The author presents a direct approach to \(\mathbf{K}\)-reflections of \(T_0\) spaces.
For a full subcategory \(\mathbf{K}\) of \(\mathbf{Top}_0,\) containing \(\mathbf{Sob}\) (that is, the category of sober spaces), and a \(T_0\) space \(X,\) let \(\mathbf{K}(X)=\{A\subseteq X:A\) is closed and for any continuous mapping \(f:X\rightarrow Y\) to a \(\mathbf{K}\)-space \(Y,\) there exists a unique \(y_A\in Y\) such that \(\overline{f(A)}=\overline{\{y_A\}}\}\). Equip \(\mathbf{K}(X)\) with the lower Vietoris topology and denote the resulting space by \(P_H(\mathbf{K}(X))\).
The author proves that if \(P_H(\mathbf{K}(X))\) is a \(\mathbf{K}\)-space, then the pair \((X^k=P_H(\mathbf{K}(X)),\eta_X)\), where \(\eta_X:X\rightarrow X^k\), \(x\mapsto \overline{\{x\}},\) is the \(\mathbf{K}\)-reflection of \(X\).
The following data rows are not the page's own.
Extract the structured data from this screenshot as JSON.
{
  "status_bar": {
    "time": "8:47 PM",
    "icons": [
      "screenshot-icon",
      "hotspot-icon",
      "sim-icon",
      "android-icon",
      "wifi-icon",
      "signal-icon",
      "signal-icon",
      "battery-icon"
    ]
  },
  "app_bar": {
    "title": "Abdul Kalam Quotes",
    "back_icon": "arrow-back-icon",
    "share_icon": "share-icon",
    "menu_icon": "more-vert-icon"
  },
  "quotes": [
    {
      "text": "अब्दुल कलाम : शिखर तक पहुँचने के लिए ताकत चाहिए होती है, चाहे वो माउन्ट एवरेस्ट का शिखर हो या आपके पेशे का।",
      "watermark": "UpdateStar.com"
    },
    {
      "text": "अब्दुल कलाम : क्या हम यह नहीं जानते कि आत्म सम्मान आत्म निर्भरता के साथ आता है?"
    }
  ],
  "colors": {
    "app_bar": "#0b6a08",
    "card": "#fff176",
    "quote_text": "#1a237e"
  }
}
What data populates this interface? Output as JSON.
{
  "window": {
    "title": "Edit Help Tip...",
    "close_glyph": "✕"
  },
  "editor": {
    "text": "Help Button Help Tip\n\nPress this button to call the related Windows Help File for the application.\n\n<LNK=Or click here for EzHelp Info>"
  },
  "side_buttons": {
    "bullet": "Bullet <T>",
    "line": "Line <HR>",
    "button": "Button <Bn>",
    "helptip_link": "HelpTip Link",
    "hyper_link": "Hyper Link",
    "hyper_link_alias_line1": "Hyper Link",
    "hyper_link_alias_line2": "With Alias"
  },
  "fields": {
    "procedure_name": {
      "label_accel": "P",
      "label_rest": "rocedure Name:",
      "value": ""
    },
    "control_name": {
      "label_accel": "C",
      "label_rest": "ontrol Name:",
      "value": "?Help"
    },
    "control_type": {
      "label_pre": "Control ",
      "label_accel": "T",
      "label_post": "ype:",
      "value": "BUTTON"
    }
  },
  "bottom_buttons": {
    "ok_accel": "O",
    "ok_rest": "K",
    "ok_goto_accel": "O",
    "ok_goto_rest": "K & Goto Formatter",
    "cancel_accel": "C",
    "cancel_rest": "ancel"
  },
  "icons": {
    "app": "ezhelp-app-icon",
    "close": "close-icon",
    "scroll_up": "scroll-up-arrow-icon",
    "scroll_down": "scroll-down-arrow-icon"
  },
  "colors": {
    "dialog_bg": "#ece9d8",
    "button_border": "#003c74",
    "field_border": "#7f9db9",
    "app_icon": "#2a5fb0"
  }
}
Now \(\mathbf{K}\) is called an adequate category if for any \(T_0\) space \(X,\) \(P_H(\mathbf{K}(X))\) is a \(\mathbf{K}\)-space. It follows that if \(\mathbf{K}\) is adequate, then \(\mathbf{K}\) is reflective in \(\mathbf{Top}_0\).
It is shown that the three well-known categories \(\mathbf{Sob}\), \(\mathbf{Top}_d\) of \(d\)-spaces and \(\mathbf{Top}_w\) of well-filtered spaces are all adequate. The same applies to what the author calls a Keimel-Lawson category.
Some important properties of \(\mathbf{K}\)-spaces and \(\mathbf{K}\)-reflections of \(T_0\) spaces are investigated. Among other things, it is shown that if \(\mathbf{K}\) is adequate, then for each finite family \(\{X_i:1\leq i\leq n\}\) of \(T_0\) spaces, we have that \((\Pi_{i=1}^nX_i)^k=\Pi_{i=1}^n{X^k_i}\) (up to homeomorphism).